A few days later the then 37-year-old Benedi was in a coma and in desperate need of a liver transplant.

Benedi, like hundreds of Americans each year, experienced acute liver failure as a result of taking acetaminophen, the most commonly used painkiller in the country today. Many of these cases are due to either intentional or unintentional overdose. Past research also suggests that combining the medication with alcoholic beverages increases the risk of liver damage.

But Benedi, who was formerly a special assistant to President George H.W. Bush, said that while he did take the medicine on a mostly empty stomach, he neither overdosed on Tylenol, nor had an alcoholic beverage while he was taking the drug. He said he did occasionally enjoy a glass of wine, but never while taking Tylenol.

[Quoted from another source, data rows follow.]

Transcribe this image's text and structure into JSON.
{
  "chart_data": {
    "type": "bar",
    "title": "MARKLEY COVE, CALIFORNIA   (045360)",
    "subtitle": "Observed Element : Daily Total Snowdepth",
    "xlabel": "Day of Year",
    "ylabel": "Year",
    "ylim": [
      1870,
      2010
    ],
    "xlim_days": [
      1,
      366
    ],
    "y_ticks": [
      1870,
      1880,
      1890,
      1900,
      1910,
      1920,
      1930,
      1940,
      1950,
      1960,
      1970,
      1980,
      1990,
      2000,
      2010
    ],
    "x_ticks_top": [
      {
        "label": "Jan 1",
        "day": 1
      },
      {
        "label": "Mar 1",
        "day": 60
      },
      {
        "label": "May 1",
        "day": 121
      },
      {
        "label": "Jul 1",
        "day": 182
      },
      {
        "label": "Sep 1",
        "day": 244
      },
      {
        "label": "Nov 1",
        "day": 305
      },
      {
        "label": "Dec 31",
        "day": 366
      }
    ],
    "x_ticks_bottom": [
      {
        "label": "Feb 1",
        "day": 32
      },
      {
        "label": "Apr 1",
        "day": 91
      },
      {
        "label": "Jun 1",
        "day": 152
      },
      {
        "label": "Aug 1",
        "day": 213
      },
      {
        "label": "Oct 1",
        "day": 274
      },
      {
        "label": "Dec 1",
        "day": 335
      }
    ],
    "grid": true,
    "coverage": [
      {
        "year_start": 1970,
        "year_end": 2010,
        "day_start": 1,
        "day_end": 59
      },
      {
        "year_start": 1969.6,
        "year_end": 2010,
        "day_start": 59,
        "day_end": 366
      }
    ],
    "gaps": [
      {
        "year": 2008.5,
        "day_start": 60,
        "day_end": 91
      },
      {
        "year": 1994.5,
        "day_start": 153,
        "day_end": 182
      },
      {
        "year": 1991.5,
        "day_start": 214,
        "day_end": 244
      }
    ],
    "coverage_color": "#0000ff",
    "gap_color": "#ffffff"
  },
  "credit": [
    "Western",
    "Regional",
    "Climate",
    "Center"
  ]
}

“It’s not the mixing of the two; I never misused anything,” he said. “I took Tylenol as recommended for three days. By Monday night, my liver was failing. By the time I reached the hospital I was near death.”

Today, Benedi, now 53, is still living with the transplanted liver he received 16 years ago. Three years ago he required a kidney transplant as well – a result of the damage that his organs sustained from the anti-rejection drugs he had to take after his liver transplant. And now this transplanted kidney may be failing as well.

On Wednesday, a U.S. Food and Drug Administration working group released a report urging stronger warnings for drugs that, like Tylenol, contain acetaminophen –  and hence may pose an increased risk of liver injury.